Search for nonexistent page with quote mark in title doesn't show "create page link" on he.ws
Closed, ResolvedPublic

Description

Author: inkbug200

Description:

  1. Go to Hebrew Wikisource
  2. Search for אילת השחר (מלבי"ם)/פרק נ
  3. One is told: > לא נמצאו תוצאות המתאימות לחיפוש. Instead of: > לא נמצאו תוצאות המתאימות לחיפוש. >אין בוויקיטקסט העברי דף בשם "אילת השחר (מלבי"ם)/פרק נ". ליצירת דף חדש בשם זה, לחצו על הקישור האדום (דפים מקושרים).

Version: master
Severity: normal
URL: https://he.wikisource.org/w/index.php?search=%D7%90%D7%99%D7%9C%D7%AA+%D7%94%D7%A9%D7%97%D7%A8+%28%D7%9E%D7%9C%D7%91%D7%99%22%D7%9D%29%2F%D7%A4%D7%A8%D7%A7+%D7%A0

Details

Reference
bz64350

Event Timeline

bzimport raised the priority of this task from to Medium.Nov 22 2014, 3:16 AM
bzimport added a project: CirrusSearch.
bzimport set Reference to bz64350.
bzimport added a subscriber: Unknown Object (MLST).

Confirming, also happens for above link with &srbackend=CirrusSearch

Bug only exists for double quotes ("), no bug for artcles with a single quote (')

Switching to cirrus and raising priority because it belies a worse problem: In full text search Cirrus always interprets quotation marks as search syntax. It looks like in Hebrew they could be a [[Gershayim]]. Cirrus will see them as an unbalance quote and helpfully balance it for the user and then interpret that as a phrase query. So full text search with them will be broken.

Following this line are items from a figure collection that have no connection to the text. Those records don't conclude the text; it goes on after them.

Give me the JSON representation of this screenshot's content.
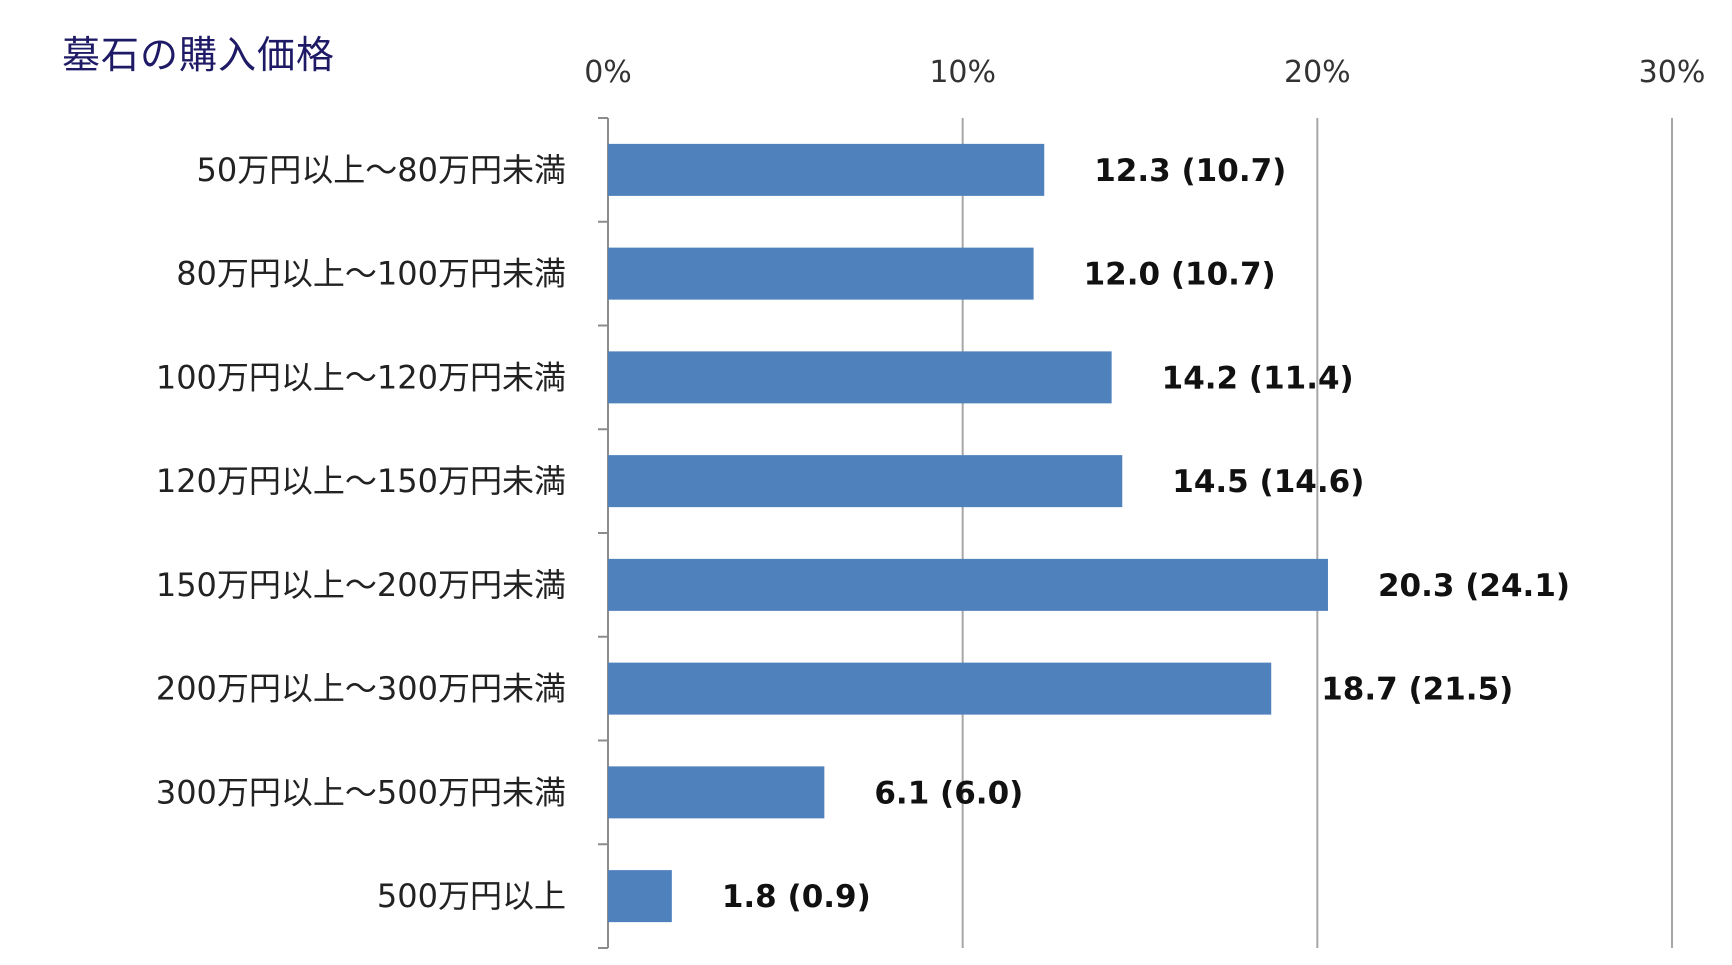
{
  "chart_data": {
    "type": "bar",
    "orientation": "horizontal",
    "title": "墓石の購入価格",
    "categories": [
      "50万円以上～80万円未満",
      "80万円以上～100万円未満",
      "100万円以上～120万円未満",
      "120万円以上～150万円未満",
      "150万円以上～200万円未満",
      "200万円以上～300万円未満",
      "300万円以上～500万円未満",
      "500万円以上"
    ],
    "values": [
      12.3,
      12.0,
      14.2,
      14.5,
      20.3,
      18.7,
      6.1,
      1.8
    ],
    "previous_values": [
      10.7,
      10.7,
      11.4,
      14.6,
      24.1,
      21.5,
      6.0,
      0.9
    ],
    "data_labels": [
      "12.3 (10.7)",
      "12.0 (10.7)",
      "14.2 (11.4)",
      "14.5 (14.6)",
      "20.3 (24.1)",
      "18.7 (21.5)",
      "6.1 (6.0)",
      "1.8 (0.9)"
    ],
    "xlim": [
      0,
      30
    ],
    "x_ticks": [
      0,
      10,
      20,
      30
    ],
    "x_tick_labels": [
      "0%",
      "10%",
      "20%",
      "30%"
    ],
    "x_axis_position": "top",
    "grid": true,
    "bar_color": "#4f81bd",
    "grid_color": "#a6a6a6",
    "title_color": "#1f1a66"
  }
}
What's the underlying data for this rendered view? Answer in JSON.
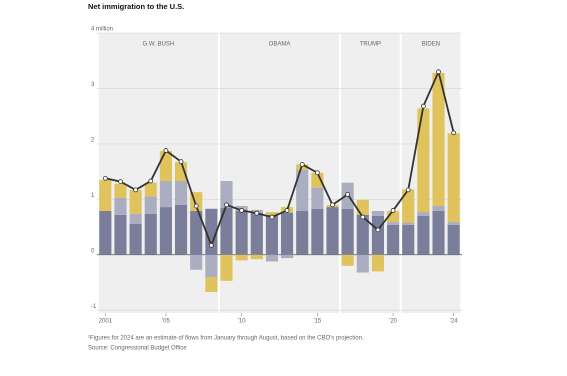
{
  "chart_data": {
    "type": "stacked-bar-line",
    "title": "Net immigration to the U.S.",
    "notes": [
      "¹Figures for 2024 are an estimate of flows from January through August, based on the CBO's projection.",
      "Source: Congressional Budget Office"
    ],
    "x": [
      2001,
      2002,
      2003,
      2004,
      2005,
      2006,
      2007,
      2008,
      2009,
      2010,
      2011,
      2012,
      2013,
      2014,
      2015,
      2016,
      2017,
      2018,
      2019,
      2020,
      2021,
      2022,
      2023,
      2024
    ],
    "xlim": [
      2000.45,
      2024.55
    ],
    "xticks": [
      {
        "value": 2001,
        "label": "2001"
      },
      {
        "value": 2005,
        "label": "'05"
      },
      {
        "value": 2010,
        "label": "'10"
      },
      {
        "value": 2015,
        "label": "'15"
      },
      {
        "value": 2020,
        "label": "'20"
      },
      {
        "value": 2024,
        "label": "'24"
      }
    ],
    "ylim": [
      -1.05,
      4
    ],
    "yticks": [
      {
        "value": 4,
        "label": "4 million"
      },
      3,
      2,
      1,
      0,
      -1
    ],
    "grid": true,
    "eras": [
      {
        "name": "G.W. BUSH",
        "start": 2001,
        "end": 2008
      },
      {
        "name": "OBAMA",
        "start": 2009,
        "end": 2016
      },
      {
        "name": "TRUMP",
        "start": 2017,
        "end": 2020
      },
      {
        "name": "BIDEN",
        "start": 2021,
        "end": 2024
      }
    ],
    "series": [
      {
        "color": "#7b7e9a",
        "values": [
          0.79,
          0.72,
          0.56,
          0.74,
          0.86,
          0.9,
          0.79,
          0.83,
          0.85,
          0.79,
          0.76,
          0.72,
          0.76,
          0.79,
          0.83,
          0.86,
          0.83,
          0.72,
          0.7,
          0.54,
          0.54,
          0.7,
          0.79,
          0.54
        ]
      },
      {
        "color": "#abadc0",
        "values": [
          0,
          0.31,
          0.18,
          0.31,
          0.47,
          0.43,
          -0.27,
          -0.4,
          0.48,
          0.09,
          0.05,
          -0.12,
          -0.06,
          0.74,
          0.38,
          0,
          0.47,
          -0.32,
          0.09,
          0.05,
          0.04,
          0.07,
          0.09,
          0.05
        ]
      },
      {
        "color": "#e0c35c",
        "values": [
          0.56,
          0.25,
          0.43,
          0.25,
          0.54,
          0.34,
          0.34,
          -0.27,
          -0.47,
          -0.1,
          -0.08,
          0.05,
          0.1,
          0.1,
          0.27,
          0.04,
          -0.2,
          0.27,
          -0.3,
          0.2,
          0.6,
          1.87,
          2.4,
          1.6
        ]
      },
      {
        "type": "line",
        "color": "#333333",
        "values": [
          1.38,
          1.32,
          1.17,
          1.33,
          1.88,
          1.68,
          0.88,
          0.17,
          0.9,
          0.8,
          0.75,
          0.68,
          0.8,
          1.63,
          1.48,
          0.9,
          1.09,
          0.68,
          0.45,
          0.8,
          1.17,
          2.68,
          3.3,
          2.2
        ]
      }
    ]
  }
}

So where do we go from here? Is "quoting some words" normal in Hebrew to represent a phrase? If so, we should keep that syntax. If not then we can switch to whatever is normal for phrases and not use quotes at all for phrases in Hebrew.

inkbug200 wrote:

Quotation marks (מרכאות, “”) are used in Hebrew for phrases and quotes. Gershayim (גרשיים, ״) is used in Hebrew for acronyms.

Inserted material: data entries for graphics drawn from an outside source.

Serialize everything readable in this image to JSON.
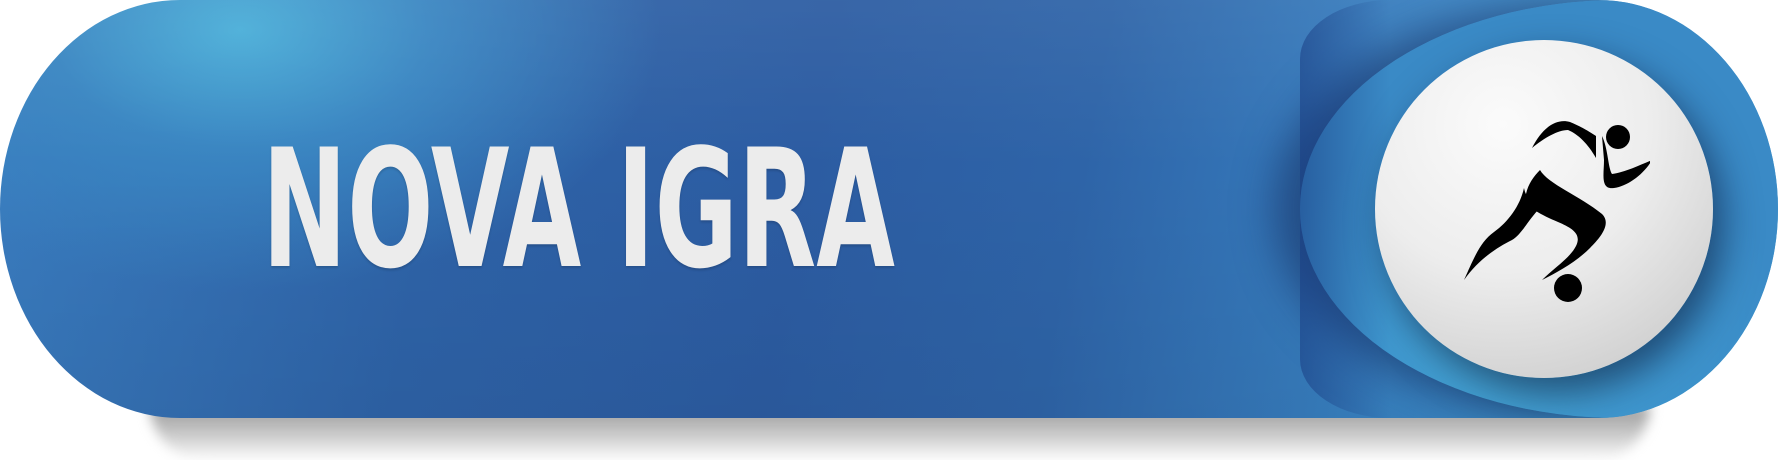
{
  "button": {
    "label": "NOVA IGRA",
    "icon": "runner-icon"
  },
  "colors": {
    "pill_blue_dark": "#2c5ca2",
    "pill_blue_light": "#4aa6d6",
    "cap_blue": "#3f98cf",
    "label_color": "#ececec",
    "icon_color": "#000000",
    "play_circle": "#ededed"
  }
}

On a regular Hebrew keyboard, none of these characters are found, and instead the typewriter double quote (") is used for both (this is also the practice on the Hebrew Wikisource).

However, it might be possible to differentiate between phrases and acronyms as follows:

  1. If the " character has only one character after it (מלבי"ם), then it should be considered to be a Gershayim, and the word should be dealt with as an acronym.
  2. Otherwise, it is a quotation mark, and it should be dealt with as a phrase.

This is not foolproof, but it should deal with most of the problems.